|

Home >  Attualità >  2019 >  Notizia

"Metrò volante", Michelotti: "Proposta che valuteremo. Stiamo lavorando anche a sistemi diversi"

Augusto Michelotti
Il progetto per unire "dal cielo" Rimini e San Marino è stato presentato anche al sindaco di Rimini.

Il termine tecnico è “People mover”, un treno su gomma che viaggia su doppia rotaia a cinque metri dal suolo. Il progetto, firmato da un architetto padovano in collaborazione con un gruppo svizzero, è stato presentato a Segretario al Territorio, sindaco di Rimini, presidente della Camera di Commercio e amministratore di Airiminum. Lo riferisce il Resto del Carlino che entrando nel merito dello studio di fattibilità, parla di collegamenti fra la Repubblica ed aeroporto, casello autostradale di Rimini Sud, Palacongressi, porto, stazione ferroviaria e Arco d'Augusto. Il tutto per 350 milioni.

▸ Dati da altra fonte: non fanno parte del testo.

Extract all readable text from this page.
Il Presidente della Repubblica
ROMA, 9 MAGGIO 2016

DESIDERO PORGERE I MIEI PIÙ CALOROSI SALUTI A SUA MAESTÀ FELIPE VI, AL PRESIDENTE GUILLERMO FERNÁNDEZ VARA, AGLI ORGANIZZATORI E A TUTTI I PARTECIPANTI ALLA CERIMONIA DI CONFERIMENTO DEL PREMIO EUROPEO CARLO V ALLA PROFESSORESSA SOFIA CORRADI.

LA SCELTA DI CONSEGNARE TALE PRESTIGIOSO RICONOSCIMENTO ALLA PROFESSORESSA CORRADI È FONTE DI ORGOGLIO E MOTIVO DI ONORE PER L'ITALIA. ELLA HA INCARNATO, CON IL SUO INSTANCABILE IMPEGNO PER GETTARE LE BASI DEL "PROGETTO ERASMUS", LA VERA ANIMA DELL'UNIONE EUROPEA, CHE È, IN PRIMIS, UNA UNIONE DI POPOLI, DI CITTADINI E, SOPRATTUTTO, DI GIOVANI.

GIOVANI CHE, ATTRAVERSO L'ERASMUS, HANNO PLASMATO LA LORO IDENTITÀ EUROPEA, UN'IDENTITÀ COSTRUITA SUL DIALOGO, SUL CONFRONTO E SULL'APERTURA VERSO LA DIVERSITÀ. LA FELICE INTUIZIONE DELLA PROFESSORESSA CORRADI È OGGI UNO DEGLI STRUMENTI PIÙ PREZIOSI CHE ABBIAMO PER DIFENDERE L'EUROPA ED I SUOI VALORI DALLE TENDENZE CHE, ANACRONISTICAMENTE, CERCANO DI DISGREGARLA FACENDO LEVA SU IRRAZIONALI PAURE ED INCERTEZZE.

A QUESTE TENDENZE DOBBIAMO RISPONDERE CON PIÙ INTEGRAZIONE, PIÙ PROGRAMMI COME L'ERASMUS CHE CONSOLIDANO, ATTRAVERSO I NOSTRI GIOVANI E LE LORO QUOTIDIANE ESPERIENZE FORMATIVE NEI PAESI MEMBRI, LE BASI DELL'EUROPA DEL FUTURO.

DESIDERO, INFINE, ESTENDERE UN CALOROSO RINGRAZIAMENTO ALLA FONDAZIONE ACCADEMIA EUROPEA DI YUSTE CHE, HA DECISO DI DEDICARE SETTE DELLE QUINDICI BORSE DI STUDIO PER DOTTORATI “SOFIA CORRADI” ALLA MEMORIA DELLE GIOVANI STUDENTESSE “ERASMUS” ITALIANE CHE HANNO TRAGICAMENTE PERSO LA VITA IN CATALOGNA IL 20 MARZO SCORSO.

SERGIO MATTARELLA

Per Michelotti questo interessamento è una rivincita. “Quando all'inizio del mio mandato cominciai a parlare di monorotaia – spiega - tutti quanti mi prendevano in giro, mi davano del sognatore mentre il progetto ce l'avevo ben chiaro in testa. E mi sono dato da fare. Quella presentata oggi è una proposta che valuteremo. Prima di certe scelte serve fare un conto economico e di utilità”. L'iniziativa, a detta del progettista, potrà auto-sostenersi con la gestione dei parcheggi, vecchi e nuovi: si parla di 10mila posti auto, in concessione per 35 anni. A finanziare, un 20% di fondi europei. Al di là del progetto specifico, importante proprio per accedere a quei fondi, è la sinergia con Rimini. “Se lavoriamo insieme ad un paese che è dentro l'Europa – chiarisce il segretario al Territorio - possiamo anche noi accedere a questi contributi perché due stati vengono messi in comunicazioni in maniera rapida e veloce. Stiamo parlando del futuro”. E se Rimini non dovesse aderire? Michelotti non si fa scoraggiare: “vorrei farlo lo stesso partendo da Rovereta. Creo un parcheggio multipiano e faccio venire su la gente con la monorotaia. Si deve tenere presente però che le possibilità di interventi con sistemi diversi da quello presentato in questi giorni ci sono e ci stiamo lavorando”. Il problema rimane economico. Servono investitori. “ Ci siamo guardati in giro e ci sono concrete possibilità. Quello che conta sono le strutture di contorno, soprattutto i parcheggi. Sono fondamentali in questa operazione. Chi ha la loro gestione ha il controllo del capitale”.